UNDERWRITING ...................................................................................................................................................................................................... 45
RATINGS ................................................................................................................................................................................................................... 46
UNDERTAKING TO PROVIDE CONTINUING DISCLOSURE........................................................................................................................... 46
MISCELLANEOUS ................................................................................................................................................................................................... 49
APPENDIX A                DESCRIPTION OF THE DEVELOPMENTS
APPENDIX B                SUMMARY OF OUTSTANDING BOND INDEBTEDNESS OF RHODE ISLAND HOUSING
APPENDIX C                AUDITED FINANCIAL STATEMENTS FOR THE YEARS ENDED JUNE 30, 2007 AND 2006
APPENDIX D                CERTAIN DEFINITIONS
APPENDIX E                FEDERAL AND STATE HOUSING ASSISTANCE PROGRAMS
APPENDIX F                CERTAIN INFORMATION PROVIDED BY THE BANK
APPENDIX G                PROPOSED FORM OF BOND COUNSEL OPINION
APPENDIX H                SPECIMEN MUNICIPAL BOND INSURANCE POLICY
[THIS PAGE INTENTIONALLY LEFT BLANK]
                                      OFFICIAL STATEMENT


                                        $45,560,000
          RHODE ISLAND HOUSING AND MORTGAGE FINANCE CORPORATION
                                    HOUSING BONDS
                        2007 Series B-1A (AMT) (Fixed Rate Bonds)
                  2007 Series B-1B (AMT) (Variable Rate Demand Bonds)
                            (RENTAL HOUSING PROGRAM)

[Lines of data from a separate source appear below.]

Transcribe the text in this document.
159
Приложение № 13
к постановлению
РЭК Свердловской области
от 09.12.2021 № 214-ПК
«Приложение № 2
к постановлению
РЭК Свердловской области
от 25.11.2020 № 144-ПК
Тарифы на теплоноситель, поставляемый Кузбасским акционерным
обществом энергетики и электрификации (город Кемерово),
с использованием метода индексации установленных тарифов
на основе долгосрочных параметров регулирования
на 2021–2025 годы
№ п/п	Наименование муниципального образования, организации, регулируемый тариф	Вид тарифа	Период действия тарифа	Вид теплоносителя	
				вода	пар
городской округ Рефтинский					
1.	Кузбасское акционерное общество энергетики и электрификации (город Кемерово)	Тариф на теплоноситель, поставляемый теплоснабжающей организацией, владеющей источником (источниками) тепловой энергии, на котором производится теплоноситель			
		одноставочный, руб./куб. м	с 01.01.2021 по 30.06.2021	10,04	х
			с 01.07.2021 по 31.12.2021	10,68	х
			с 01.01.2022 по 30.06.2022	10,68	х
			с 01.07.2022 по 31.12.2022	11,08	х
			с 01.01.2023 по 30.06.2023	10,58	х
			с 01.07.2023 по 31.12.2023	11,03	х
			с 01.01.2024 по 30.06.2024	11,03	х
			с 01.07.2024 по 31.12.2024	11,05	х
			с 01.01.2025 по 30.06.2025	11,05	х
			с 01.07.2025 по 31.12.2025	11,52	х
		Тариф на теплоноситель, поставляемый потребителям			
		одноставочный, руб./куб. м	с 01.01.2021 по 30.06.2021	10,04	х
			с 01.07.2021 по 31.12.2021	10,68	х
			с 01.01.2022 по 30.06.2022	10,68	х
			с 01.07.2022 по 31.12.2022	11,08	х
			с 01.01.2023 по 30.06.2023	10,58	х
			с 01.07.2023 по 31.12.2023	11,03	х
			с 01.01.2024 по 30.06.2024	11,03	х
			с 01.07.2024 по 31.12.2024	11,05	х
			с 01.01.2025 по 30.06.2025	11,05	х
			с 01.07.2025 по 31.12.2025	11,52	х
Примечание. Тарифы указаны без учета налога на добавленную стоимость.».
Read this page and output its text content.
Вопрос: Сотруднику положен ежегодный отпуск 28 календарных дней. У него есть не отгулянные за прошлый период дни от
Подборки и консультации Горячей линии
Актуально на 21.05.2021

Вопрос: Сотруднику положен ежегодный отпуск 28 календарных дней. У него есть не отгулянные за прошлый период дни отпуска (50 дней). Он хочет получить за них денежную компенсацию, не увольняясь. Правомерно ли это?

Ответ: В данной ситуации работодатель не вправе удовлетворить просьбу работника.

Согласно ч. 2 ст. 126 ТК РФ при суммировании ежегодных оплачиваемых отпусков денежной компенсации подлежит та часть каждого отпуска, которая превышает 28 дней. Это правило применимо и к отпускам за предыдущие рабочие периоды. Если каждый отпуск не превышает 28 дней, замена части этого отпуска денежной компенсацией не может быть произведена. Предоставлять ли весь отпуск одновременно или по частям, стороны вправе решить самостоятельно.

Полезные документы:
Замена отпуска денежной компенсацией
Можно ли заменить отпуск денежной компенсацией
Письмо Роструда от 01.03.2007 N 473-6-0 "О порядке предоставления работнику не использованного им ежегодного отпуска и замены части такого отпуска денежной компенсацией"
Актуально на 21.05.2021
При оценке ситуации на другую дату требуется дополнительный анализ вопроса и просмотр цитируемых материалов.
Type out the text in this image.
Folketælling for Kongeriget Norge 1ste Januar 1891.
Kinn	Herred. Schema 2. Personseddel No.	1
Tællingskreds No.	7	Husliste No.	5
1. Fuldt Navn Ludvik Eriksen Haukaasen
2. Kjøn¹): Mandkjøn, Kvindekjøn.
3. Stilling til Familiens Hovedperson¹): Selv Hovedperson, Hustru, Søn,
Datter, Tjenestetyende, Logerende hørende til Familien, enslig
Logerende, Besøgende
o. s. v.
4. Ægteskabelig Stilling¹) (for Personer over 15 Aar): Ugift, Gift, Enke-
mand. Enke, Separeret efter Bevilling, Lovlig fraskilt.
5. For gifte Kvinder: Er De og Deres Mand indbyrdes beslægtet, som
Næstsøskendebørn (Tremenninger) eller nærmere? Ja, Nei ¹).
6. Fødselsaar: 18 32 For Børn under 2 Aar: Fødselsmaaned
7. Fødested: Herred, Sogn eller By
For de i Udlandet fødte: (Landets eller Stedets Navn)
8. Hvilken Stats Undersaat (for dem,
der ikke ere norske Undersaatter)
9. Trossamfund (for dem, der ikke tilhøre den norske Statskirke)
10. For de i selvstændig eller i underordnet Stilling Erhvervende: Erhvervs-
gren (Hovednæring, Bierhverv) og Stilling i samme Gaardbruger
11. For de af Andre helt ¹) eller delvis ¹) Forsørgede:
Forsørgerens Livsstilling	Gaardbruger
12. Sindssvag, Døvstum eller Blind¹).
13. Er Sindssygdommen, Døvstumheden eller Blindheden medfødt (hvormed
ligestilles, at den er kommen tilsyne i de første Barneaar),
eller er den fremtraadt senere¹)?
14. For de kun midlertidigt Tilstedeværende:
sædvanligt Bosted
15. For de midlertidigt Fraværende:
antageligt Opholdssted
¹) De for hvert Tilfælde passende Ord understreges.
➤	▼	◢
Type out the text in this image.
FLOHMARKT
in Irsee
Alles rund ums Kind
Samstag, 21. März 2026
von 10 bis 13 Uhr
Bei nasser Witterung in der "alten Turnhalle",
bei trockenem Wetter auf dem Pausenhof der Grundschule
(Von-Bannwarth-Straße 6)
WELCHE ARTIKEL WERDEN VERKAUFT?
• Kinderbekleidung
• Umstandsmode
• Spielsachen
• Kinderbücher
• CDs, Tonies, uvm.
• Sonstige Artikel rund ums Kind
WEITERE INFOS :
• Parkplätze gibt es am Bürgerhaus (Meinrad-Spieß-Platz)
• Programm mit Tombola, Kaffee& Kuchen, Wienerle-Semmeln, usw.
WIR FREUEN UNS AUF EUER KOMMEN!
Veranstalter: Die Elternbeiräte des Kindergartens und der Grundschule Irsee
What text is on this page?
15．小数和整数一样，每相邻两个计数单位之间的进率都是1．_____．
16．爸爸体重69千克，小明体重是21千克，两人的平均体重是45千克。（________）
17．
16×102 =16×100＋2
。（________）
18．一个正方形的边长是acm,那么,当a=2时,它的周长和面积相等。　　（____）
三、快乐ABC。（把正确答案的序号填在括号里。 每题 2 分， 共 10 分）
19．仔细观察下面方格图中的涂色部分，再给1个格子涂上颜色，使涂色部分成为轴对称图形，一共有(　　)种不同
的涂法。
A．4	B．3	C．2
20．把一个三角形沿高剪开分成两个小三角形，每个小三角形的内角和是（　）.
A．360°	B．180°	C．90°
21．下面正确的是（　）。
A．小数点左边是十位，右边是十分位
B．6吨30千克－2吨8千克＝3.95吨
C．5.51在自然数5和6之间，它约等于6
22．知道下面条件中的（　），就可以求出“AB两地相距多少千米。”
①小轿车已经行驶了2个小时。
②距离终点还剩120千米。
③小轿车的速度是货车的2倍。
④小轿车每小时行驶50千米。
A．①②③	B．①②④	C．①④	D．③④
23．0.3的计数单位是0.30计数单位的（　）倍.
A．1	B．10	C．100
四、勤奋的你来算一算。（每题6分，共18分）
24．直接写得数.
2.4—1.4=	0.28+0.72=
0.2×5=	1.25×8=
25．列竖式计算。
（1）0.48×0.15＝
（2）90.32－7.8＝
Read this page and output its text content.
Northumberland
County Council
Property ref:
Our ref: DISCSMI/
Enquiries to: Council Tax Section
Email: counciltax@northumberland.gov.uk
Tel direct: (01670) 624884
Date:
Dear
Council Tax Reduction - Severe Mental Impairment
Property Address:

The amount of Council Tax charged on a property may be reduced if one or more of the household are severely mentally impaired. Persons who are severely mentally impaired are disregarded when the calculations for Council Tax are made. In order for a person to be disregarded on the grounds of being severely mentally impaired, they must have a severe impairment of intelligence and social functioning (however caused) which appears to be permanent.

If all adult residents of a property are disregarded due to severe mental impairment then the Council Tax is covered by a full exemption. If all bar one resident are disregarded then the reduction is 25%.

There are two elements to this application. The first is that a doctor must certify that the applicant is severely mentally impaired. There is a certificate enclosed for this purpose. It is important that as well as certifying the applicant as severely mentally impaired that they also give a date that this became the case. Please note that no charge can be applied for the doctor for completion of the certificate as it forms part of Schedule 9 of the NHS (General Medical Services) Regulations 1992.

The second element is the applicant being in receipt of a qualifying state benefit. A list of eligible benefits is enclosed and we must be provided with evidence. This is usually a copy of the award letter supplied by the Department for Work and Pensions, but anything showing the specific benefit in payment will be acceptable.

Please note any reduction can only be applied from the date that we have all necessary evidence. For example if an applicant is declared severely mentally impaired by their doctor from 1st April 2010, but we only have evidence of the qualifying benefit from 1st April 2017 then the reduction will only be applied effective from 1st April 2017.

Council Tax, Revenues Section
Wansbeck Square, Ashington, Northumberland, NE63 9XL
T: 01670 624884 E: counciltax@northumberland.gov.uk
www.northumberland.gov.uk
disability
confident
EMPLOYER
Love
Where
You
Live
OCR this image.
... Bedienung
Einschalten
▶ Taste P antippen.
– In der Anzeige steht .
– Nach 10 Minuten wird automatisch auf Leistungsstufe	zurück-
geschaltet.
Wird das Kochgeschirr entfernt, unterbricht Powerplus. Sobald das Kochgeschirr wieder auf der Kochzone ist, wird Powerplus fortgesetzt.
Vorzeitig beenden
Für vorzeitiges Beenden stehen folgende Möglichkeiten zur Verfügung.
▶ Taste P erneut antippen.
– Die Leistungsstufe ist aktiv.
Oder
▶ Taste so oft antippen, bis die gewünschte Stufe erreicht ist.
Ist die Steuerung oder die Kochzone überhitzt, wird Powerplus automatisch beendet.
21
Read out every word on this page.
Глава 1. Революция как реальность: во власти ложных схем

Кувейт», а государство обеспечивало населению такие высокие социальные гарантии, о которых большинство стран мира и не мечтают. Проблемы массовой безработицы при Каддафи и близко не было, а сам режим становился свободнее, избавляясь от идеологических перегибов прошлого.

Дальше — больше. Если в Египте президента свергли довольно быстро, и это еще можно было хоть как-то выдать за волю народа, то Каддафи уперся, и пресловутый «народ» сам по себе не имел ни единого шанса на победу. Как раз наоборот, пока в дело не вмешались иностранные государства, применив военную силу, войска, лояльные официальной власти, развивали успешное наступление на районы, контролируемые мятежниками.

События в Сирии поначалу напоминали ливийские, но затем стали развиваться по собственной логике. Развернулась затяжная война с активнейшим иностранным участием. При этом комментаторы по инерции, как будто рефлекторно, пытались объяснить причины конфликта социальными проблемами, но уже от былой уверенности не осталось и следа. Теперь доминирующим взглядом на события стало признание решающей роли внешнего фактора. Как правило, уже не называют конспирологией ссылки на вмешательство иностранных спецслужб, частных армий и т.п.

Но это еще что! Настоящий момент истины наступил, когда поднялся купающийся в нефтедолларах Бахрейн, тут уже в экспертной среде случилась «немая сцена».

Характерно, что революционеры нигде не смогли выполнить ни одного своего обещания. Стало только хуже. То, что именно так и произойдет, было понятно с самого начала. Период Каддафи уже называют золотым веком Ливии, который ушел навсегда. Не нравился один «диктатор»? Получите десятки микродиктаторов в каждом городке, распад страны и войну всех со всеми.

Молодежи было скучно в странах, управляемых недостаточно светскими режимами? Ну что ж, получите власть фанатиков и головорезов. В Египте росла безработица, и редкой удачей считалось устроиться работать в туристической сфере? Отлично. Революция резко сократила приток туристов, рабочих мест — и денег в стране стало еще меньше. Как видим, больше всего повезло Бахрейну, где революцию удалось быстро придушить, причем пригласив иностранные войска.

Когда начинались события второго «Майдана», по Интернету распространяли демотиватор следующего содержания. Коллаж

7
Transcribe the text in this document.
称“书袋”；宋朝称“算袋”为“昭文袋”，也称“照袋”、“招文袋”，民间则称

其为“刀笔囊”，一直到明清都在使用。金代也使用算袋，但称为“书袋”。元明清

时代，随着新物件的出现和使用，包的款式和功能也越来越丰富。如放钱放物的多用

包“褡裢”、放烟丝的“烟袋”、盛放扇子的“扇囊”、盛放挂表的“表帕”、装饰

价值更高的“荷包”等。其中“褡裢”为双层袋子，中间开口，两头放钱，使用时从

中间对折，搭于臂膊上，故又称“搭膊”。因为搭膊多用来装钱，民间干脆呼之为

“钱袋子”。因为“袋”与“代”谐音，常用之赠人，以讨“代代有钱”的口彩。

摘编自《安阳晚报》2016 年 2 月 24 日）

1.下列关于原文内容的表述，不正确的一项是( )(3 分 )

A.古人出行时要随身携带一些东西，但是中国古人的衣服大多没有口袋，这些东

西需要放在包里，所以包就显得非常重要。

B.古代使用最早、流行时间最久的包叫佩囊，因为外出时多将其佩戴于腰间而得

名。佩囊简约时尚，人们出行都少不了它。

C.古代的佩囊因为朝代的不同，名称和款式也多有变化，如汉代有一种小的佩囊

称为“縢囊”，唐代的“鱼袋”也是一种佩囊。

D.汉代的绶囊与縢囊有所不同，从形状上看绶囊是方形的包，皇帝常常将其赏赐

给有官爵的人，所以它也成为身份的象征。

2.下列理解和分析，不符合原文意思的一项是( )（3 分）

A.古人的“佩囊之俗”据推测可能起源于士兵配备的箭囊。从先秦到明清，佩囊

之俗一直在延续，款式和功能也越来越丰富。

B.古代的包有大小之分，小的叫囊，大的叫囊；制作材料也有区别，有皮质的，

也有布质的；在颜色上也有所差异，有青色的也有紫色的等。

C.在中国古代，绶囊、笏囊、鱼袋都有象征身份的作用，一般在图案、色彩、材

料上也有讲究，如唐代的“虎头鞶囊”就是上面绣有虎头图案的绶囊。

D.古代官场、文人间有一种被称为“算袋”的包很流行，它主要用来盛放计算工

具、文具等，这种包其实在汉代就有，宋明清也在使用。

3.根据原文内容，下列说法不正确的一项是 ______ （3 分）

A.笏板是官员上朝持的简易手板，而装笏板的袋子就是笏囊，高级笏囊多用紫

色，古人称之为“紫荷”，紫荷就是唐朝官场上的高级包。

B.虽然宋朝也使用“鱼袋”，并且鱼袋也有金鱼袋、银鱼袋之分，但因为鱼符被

        This Official Statement sets forth certain information concerning the Rhode Island Housing and
Mortgage Finance Corporation (“Rhode Island Housing”) in connection with the issuance of its
$26,290,000 Housing Bonds, 2007 Series B-1A (AMT) (Rental Housing Program) (the “2007 Series
B-1A Bonds”) and its $19,270,000 Housing Bonds, 2007 Series B-1B (AMT) (Rental Housing Program)
(the “2007 Series B-1B Bonds” and, together with the 2007 Series B-1A Bonds, the “2007 Series B
Bonds”). The 2007 Series B-1A Bonds are also herein referred to as the “Fixed Rate Bonds” and the
2007 Series B-1B Bonds are also referred to as the “Variable Rate Demand Bonds.”

         Rhode Island Housing is a public corporation and an instrumentality and agency of the State of
Rhode Island and Providence Plantations (the “State”), created by the Rhode Island Housing and
Mortgage Finance Corporation Act, constituting Chapter 55 of Title 42 of the General Laws of Rhode
Island, 1956 (2006 Reenactment), as amended and supplemented (the “Act”). The 2007 Series B Bonds
are being issued pursuant to the Act, the General Housing Program Bond Resolution, adopted on
August 17, 1988 (the “General Resolution”), and the Housing Program Bond Supplemental Resolution,
adopted on October 18, 2007 (the “Supplemental Resolution”). The General Resolution and the
Supplemental Resolution are collectively referred to herein as the “Resolution.”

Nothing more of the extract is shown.